Speaker "Connor Carreras" Details Back

 

Topic

Best Practices for Effective Large-Scale Data Wrangling

Abstract

In the past few years, "data wrangling" has become a hot buzzword in the data science and analytics spaces. You're probably familiar with the statistic that up to 80% of time during an analytics project is spent preparing, cleaning, or munging data--in fact, you may have experienced this challenge yourself. For a single user, decreasing the time spent wrangling data can be as simple as using new tools or more deeply profiling your data. But how can you efficiently scale data wrangling to an entire department or enterprise?
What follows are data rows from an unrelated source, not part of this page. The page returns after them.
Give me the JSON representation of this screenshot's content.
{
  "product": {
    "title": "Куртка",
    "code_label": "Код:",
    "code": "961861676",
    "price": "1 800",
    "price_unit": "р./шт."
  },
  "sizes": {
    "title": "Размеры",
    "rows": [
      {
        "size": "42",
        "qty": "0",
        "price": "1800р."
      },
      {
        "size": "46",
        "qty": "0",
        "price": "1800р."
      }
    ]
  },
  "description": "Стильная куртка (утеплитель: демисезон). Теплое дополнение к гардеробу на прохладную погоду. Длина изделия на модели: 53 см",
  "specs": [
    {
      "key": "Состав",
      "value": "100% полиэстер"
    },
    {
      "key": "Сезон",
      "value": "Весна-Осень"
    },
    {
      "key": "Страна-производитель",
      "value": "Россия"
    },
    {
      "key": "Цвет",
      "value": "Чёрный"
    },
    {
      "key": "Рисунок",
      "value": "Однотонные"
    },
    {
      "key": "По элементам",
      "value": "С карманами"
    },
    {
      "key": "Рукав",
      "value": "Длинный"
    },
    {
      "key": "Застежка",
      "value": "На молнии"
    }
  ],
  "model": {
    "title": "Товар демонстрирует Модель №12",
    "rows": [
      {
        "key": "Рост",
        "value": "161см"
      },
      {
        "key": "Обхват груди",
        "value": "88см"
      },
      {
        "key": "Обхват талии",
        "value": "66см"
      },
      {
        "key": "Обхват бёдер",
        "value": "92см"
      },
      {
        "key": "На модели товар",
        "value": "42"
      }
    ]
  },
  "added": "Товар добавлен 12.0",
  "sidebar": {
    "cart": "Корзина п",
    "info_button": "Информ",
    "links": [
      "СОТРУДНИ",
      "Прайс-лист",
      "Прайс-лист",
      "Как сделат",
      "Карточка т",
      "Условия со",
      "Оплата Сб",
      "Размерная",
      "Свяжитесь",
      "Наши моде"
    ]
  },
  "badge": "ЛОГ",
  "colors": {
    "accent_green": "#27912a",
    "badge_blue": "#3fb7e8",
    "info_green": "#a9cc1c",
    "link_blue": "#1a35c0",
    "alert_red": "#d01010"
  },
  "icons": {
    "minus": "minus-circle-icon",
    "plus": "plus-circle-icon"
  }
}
Ideally, an effective large-scale data wrangling practice can lead to significant time savings by allowing analysts and data scientists to collaborate and re-use each others' transformation logic. This session will explore the role of data wrangling in a data science and analytics pipeline, and explain how you can make data wrangling a repeatable, reusable part of that pipeline. You will hear examples of how some of the largest organizations are leveraging enterprise-scale data wrangling to accelerate analysis processes and uncover new sources of business value. This session will also discuss the ideal workflow for data wrangling, and the user profiles for effective data wrangling.

Profile

Connor Carreras is a Senior Customer Success Manager at Trifacta, where she uses cutting-edge data wrangling techniques in support of customers’ big data initiatives. Connor brings her prior experience in the data integration space to help customers understand how to adopt self-service data preparation as part of an analytics process. She is also a co-author of the upcoming O'Reilly book, Fundamentals of Data Wrangling.